Ethyl Cyanoacrylate works best for me....[)]

I purchase mine from Monty....[]


----------



## guts (Oct 18, 2007)

What Malainse said!


----------



## Ron Mc (Oct 18, 2007)

Personally I use Medium CA and nothing else.


----------



## bitshird (Oct 21, 2007)

I ordered all 3 viscosities from Mannie, and some accelerator as well, I never thought about acetone to remove the remaining oil from the wood, the only time I've had oil trouble was with some Bethlehem Olivewood, and I may have goofed up, I used denatured alcohol, and since it was so oily all I did was use paste wax to finish the set, I thought they looked OK until I started getting a decent finish, I saw them a few weeks later and they still look nice,


----------



## Buzz (Oct 21, 2007)

I've used primarily Satellite City Super T and Pacer Zap-a-Gap in medium viscosity.  I'll be "sticking" with the Zap-a-Gap in future, simply because it's supplied here in a 1 oz bottle as opposed to a 2 oz bottle, and is used up pretty quickly.  Fresh is best!

I doubt that there is a lot of difference between the major brands in term of quality.  The only real problems I encounter finishing with CA is when it's ages.

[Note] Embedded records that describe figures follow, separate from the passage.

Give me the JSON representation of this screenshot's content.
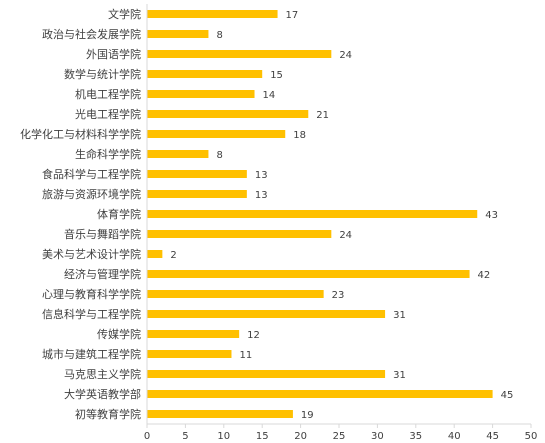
{
  "chart_data": {
    "type": "bar",
    "orientation": "horizontal",
    "title": "",
    "xlabel": "",
    "ylabel": "",
    "categories": [
      "文学院",
      "政治与社会发展学院",
      "外国语学院",
      "数学与统计学院",
      "机电工程学院",
      "光电工程学院",
      "化学化工与材料科学学院",
      "生命科学学院",
      "食品科学与工程学院",
      "旅游与资源环境学院",
      "体育学院",
      "音乐与舞蹈学院",
      "美术与艺术设计学院",
      "经济与管理学院",
      "心理与教育科学学院",
      "信息科学与工程学院",
      "传媒学院",
      "城市与建筑工程学院",
      "马克思主义学院",
      "大学英语教学部",
      "初等教育学院"
    ],
    "values": [
      17,
      8,
      24,
      15,
      14,
      21,
      18,
      8,
      13,
      13,
      43,
      24,
      2,
      42,
      23,
      31,
      12,
      11,
      31,
      45,
      19
    ],
    "xlim": [
      0,
      50
    ],
    "xticks": [
      0,
      5,
      10,
      15,
      20,
      25,
      30,
      35,
      40,
      45,
      50
    ],
    "grid": false,
    "legend": "none",
    "bar_color": "#FFC000",
    "axis_color": "#D9D9D9",
    "text_color": "#404040"
  }
}
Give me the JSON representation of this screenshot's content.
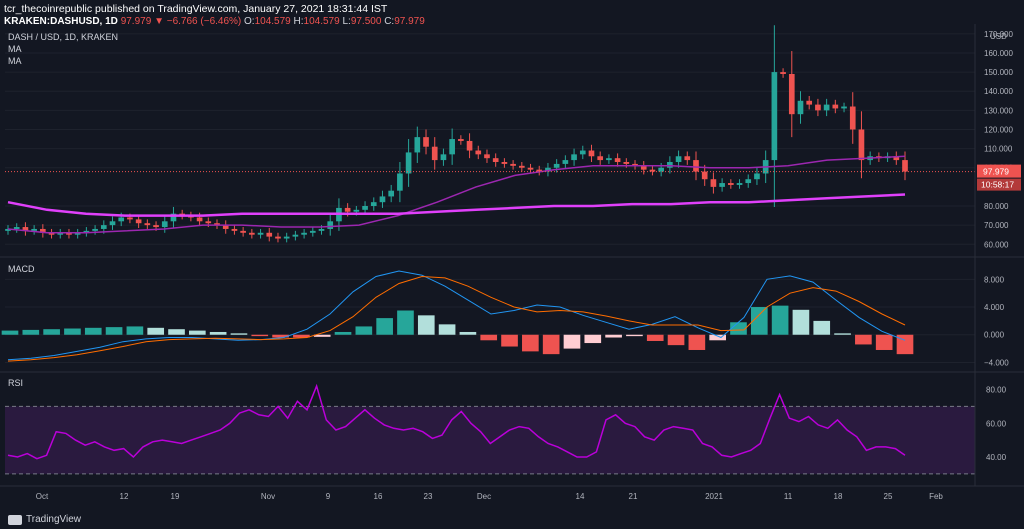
{
  "header": {
    "publisher_line": "tcr_thecoinrepublic published on TradingView.com, January 27, 2021 18:31:44 IST",
    "symbol": "KRAKEN:DASHUSD, 1D",
    "last": "97.979",
    "change": "−6.766 (−6.46%)",
    "o_label": "O:",
    "o": "104.579",
    "h_label": "H:",
    "h": "104.579",
    "l_label": "L:",
    "l": "97.500",
    "c_label": "C:",
    "c": "97.979"
  },
  "overlays": {
    "pair": "DASH / USD, 1D, KRAKEN",
    "ma1": "MA",
    "ma2": "MA",
    "macd": "MACD",
    "rsi": "RSI"
  },
  "price_axis": {
    "unit": "USD",
    "ticks": [
      "170.000",
      "160.000",
      "150.000",
      "140.000",
      "130.000",
      "120.000",
      "110.000",
      "100.000",
      "80.000",
      "70.000",
      "60.000"
    ],
    "current_price": "97.979",
    "countdown": "10:58:17"
  },
  "macd_axis": {
    "ticks": [
      "8.000",
      "4.000",
      "0.000",
      "−4.000"
    ]
  },
  "rsi_axis": {
    "ticks": [
      "80.00",
      "60.00",
      "40.00"
    ]
  },
  "time_axis": {
    "ticks": [
      "Oct",
      "12",
      "19",
      "Nov",
      "9",
      "16",
      "23",
      "Dec",
      "14",
      "21",
      "2021",
      "11",
      "18",
      "25",
      "Feb"
    ]
  },
  "footer": {
    "brand": "TradingView"
  },
  "colors": {
    "background": "#131722",
    "up": "#26a69a",
    "down": "#ef5350",
    "ma_short": "#9c27b0",
    "ma_long": "#e040fb",
    "macd_line": "#2196f3",
    "signal_line": "#ff6d00",
    "rsi_line": "#ba00d9",
    "rsi_band": "#2a1a3f"
  },
  "chart_data": [
    {
      "type": "candlestick",
      "title": "DASH / USD, 1D, KRAKEN",
      "ylabel": "USD",
      "ylim": [
        57,
        172
      ],
      "x_ticks": [
        "Oct",
        "12",
        "19",
        "Nov",
        "9",
        "16",
        "23",
        "Dec",
        "14",
        "21",
        "2021",
        "11",
        "18",
        "25",
        "Feb"
      ],
      "ohlc_close": [
        68,
        69,
        67,
        68,
        66,
        65,
        66,
        65,
        66,
        67,
        68,
        70,
        72,
        74,
        73,
        71,
        70,
        69,
        72,
        76,
        75,
        74,
        72,
        71,
        70,
        68,
        67,
        66,
        65,
        66,
        64,
        63,
        64,
        65,
        66,
        67,
        68,
        72,
        79,
        77,
        78,
        80,
        82,
        85,
        88,
        97,
        108,
        116,
        111,
        104,
        107,
        115,
        114,
        109,
        107,
        105,
        103,
        102,
        101,
        100,
        99,
        98,
        100,
        102,
        104,
        107,
        109,
        106,
        104,
        105,
        103,
        102,
        101,
        99,
        98,
        100,
        103,
        106,
        104,
        98,
        94,
        90,
        92,
        91,
        92,
        94,
        97,
        104,
        150,
        149,
        128,
        135,
        133,
        130,
        133,
        131,
        132,
        120,
        104,
        106,
        105,
        106,
        104,
        98
      ],
      "series": [
        {
          "name": "MA",
          "values": [
            68,
            66,
            66,
            67,
            68,
            70,
            70,
            69,
            69,
            70,
            75,
            82,
            90,
            96,
            99,
            101,
            101,
            101,
            100,
            100,
            101,
            104,
            105,
            106
          ]
        },
        {
          "name": "MA",
          "values": [
            82,
            78,
            76,
            75,
            75,
            75,
            76,
            76,
            76,
            76,
            76,
            77,
            78,
            79,
            80,
            80,
            81,
            81,
            82,
            82,
            83,
            84,
            85,
            86
          ]
        }
      ]
    },
    {
      "type": "bar",
      "title": "MACD",
      "ylim": [
        -4.8,
        10.5
      ],
      "histogram": [
        0.6,
        0.7,
        0.8,
        0.9,
        1.0,
        1.1,
        1.2,
        1.0,
        0.8,
        0.6,
        0.4,
        0.2,
        -0.2,
        -0.4,
        -0.4,
        -0.3,
        0.4,
        1.2,
        2.4,
        3.5,
        2.8,
        1.5,
        0.4,
        -0.8,
        -1.7,
        -2.4,
        -2.8,
        -2.0,
        -1.2,
        -0.4,
        -0.2,
        -0.9,
        -1.5,
        -2.2,
        -0.8,
        1.8,
        4.0,
        4.2,
        3.6,
        2.0,
        0.2,
        -1.4,
        -2.2,
        -2.8
      ],
      "series": [
        {
          "name": "MACD",
          "values": [
            -3.6,
            -3.4,
            -3.0,
            -2.4,
            -1.8,
            -1.0,
            -0.6,
            -0.4,
            -0.4,
            -0.6,
            -0.8,
            -0.7,
            -0.4,
            0.8,
            3.0,
            6.2,
            8.4,
            9.2,
            8.6,
            7.0,
            5.0,
            3.0,
            3.5,
            4.3,
            4.0,
            2.8,
            1.8,
            0.8,
            1.5,
            2.6,
            1.0,
            -0.4,
            2.5,
            8.0,
            8.5,
            7.6,
            5.0,
            2.5,
            0.5,
            -0.8
          ]
        },
        {
          "name": "Signal",
          "values": [
            -3.8,
            -3.6,
            -3.3,
            -2.9,
            -2.3,
            -1.7,
            -1.0,
            -0.7,
            -0.6,
            -0.5,
            -0.6,
            -0.7,
            -0.6,
            -0.4,
            0.6,
            2.6,
            5.4,
            7.4,
            8.4,
            8.2,
            7.0,
            5.4,
            4.0,
            3.3,
            3.5,
            3.3,
            2.7,
            2.0,
            1.4,
            1.4,
            1.4,
            0.6,
            0.7,
            4.0,
            6.0,
            6.8,
            6.3,
            4.8,
            3.0,
            1.4
          ]
        }
      ]
    },
    {
      "type": "line",
      "title": "RSI",
      "ylim": [
        24,
        88
      ],
      "series": [
        {
          "name": "RSI",
          "values": [
            41,
            40,
            42,
            39,
            41,
            55,
            54,
            50,
            47,
            49,
            46,
            44,
            45,
            40,
            46,
            49,
            50,
            49,
            48,
            50,
            52,
            54,
            56,
            60,
            66,
            68,
            65,
            64,
            70,
            63,
            73,
            68,
            82,
            62,
            56,
            58,
            63,
            68,
            63,
            59,
            57,
            56,
            57,
            55,
            51,
            53,
            62,
            67,
            60,
            55,
            48,
            52,
            56,
            58,
            57,
            52,
            48,
            46,
            43,
            40,
            40,
            43,
            62,
            65,
            60,
            58,
            52,
            50,
            56,
            58,
            57,
            56,
            48,
            46,
            41,
            40,
            42,
            44,
            48,
            63,
            77,
            63,
            61,
            64,
            59,
            57,
            62,
            56,
            52,
            44,
            46,
            46,
            45,
            41
          ]
        }
      ]
    }
  ]
}
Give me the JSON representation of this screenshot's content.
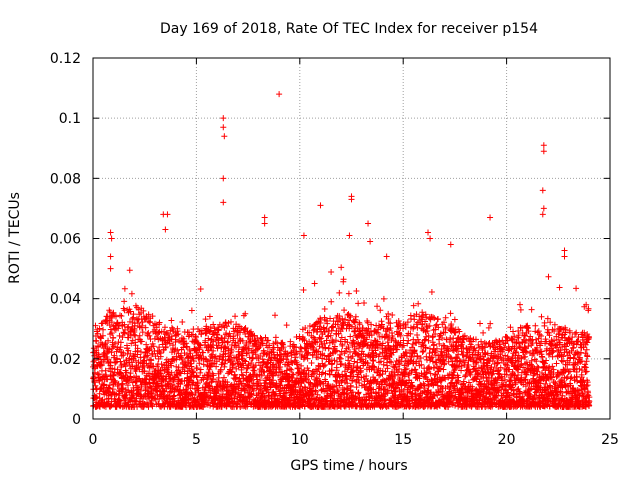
{
  "chart_data": {
    "type": "scatter",
    "title": "Day 169 of 2018, Rate Of TEC Index for receiver p154",
    "xlabel": "GPS time / hours",
    "ylabel": "ROTI / TECUs",
    "xlim": [
      0,
      25
    ],
    "ylim": [
      0,
      0.12
    ],
    "x_ticks": [
      0,
      5,
      10,
      15,
      20,
      25
    ],
    "y_ticks": [
      0,
      0.02,
      0.04,
      0.06,
      0.08,
      0.1,
      0.12
    ],
    "x_tick_labels": [
      "0",
      "5",
      "10",
      "15",
      "20",
      "25"
    ],
    "y_tick_labels": [
      "0",
      "0.02",
      "0.04",
      "0.06",
      "0.08",
      "0.1",
      "0.12"
    ],
    "grid": true,
    "marker": "+",
    "marker_color": "#ff0000",
    "series": [
      {
        "name": "ROTI",
        "x_range": [
          0,
          24
        ],
        "typical_range": [
          0.004,
          0.03
        ],
        "n_points": 5200,
        "highlights": [
          {
            "x": 9.0,
            "y": 0.108
          },
          {
            "x": 6.3,
            "y": 0.1
          },
          {
            "x": 6.3,
            "y": 0.097
          },
          {
            "x": 6.35,
            "y": 0.094
          },
          {
            "x": 6.3,
            "y": 0.08
          },
          {
            "x": 6.3,
            "y": 0.072
          },
          {
            "x": 21.8,
            "y": 0.091
          },
          {
            "x": 21.8,
            "y": 0.089
          },
          {
            "x": 21.75,
            "y": 0.076
          },
          {
            "x": 21.8,
            "y": 0.07
          },
          {
            "x": 21.75,
            "y": 0.068
          },
          {
            "x": 12.5,
            "y": 0.074
          },
          {
            "x": 12.5,
            "y": 0.073
          },
          {
            "x": 11.0,
            "y": 0.071
          },
          {
            "x": 3.4,
            "y": 0.068
          },
          {
            "x": 3.6,
            "y": 0.068
          },
          {
            "x": 8.3,
            "y": 0.067
          },
          {
            "x": 8.3,
            "y": 0.065
          },
          {
            "x": 19.2,
            "y": 0.067
          },
          {
            "x": 13.3,
            "y": 0.065
          },
          {
            "x": 0.85,
            "y": 0.062
          },
          {
            "x": 0.9,
            "y": 0.06
          },
          {
            "x": 0.85,
            "y": 0.054
          },
          {
            "x": 0.85,
            "y": 0.05
          },
          {
            "x": 16.2,
            "y": 0.062
          },
          {
            "x": 16.3,
            "y": 0.06
          },
          {
            "x": 10.2,
            "y": 0.061
          },
          {
            "x": 12.4,
            "y": 0.061
          },
          {
            "x": 13.4,
            "y": 0.059
          },
          {
            "x": 3.5,
            "y": 0.063
          },
          {
            "x": 22.8,
            "y": 0.056
          },
          {
            "x": 22.8,
            "y": 0.054
          },
          {
            "x": 14.2,
            "y": 0.054
          },
          {
            "x": 17.3,
            "y": 0.058
          }
        ]
      }
    ]
  }
}
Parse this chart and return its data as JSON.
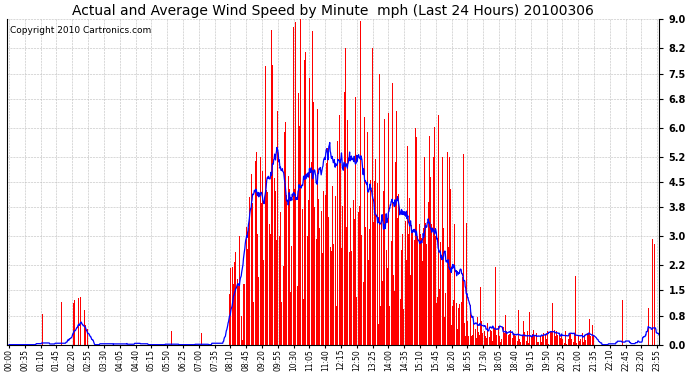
{
  "title": "Actual and Average Wind Speed by Minute  mph (Last 24 Hours) 20100306",
  "copyright": "Copyright 2010 Cartronics.com",
  "yticks": [
    0.0,
    0.8,
    1.5,
    2.2,
    3.0,
    3.8,
    4.5,
    5.2,
    6.0,
    6.8,
    7.5,
    8.2,
    9.0
  ],
  "ymax": 9.0,
  "bar_color": "#FF0000",
  "line_color": "#0000FF",
  "background_color": "#FFFFFF",
  "grid_color": "#BBBBBB",
  "title_fontsize": 10,
  "copyright_fontsize": 6.5,
  "tick_interval": 35
}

I buy the 1 oz bottles two at a time and keep one in the refrigerator until the first is used up.  So long as the bottle has not been opened there is no problem with doing this.


----------



## bitshird (Nov 1, 2007)

I got my box of CA and accelerator in short order, and after trying the E Z Bond, I'm sold, I put one bottle of each in the fridge and ket on of each in the shop, and after using it on a few pens, I really see a big difference
Thanks Mannie
Ken Ferrell


----------



## 7miles (Nov 3, 2007)

I to use the EZ Bond, I got some thin and medium awhile back.
I also ordered some thick to day. You can not beat the price on the 8oz. bottles


----------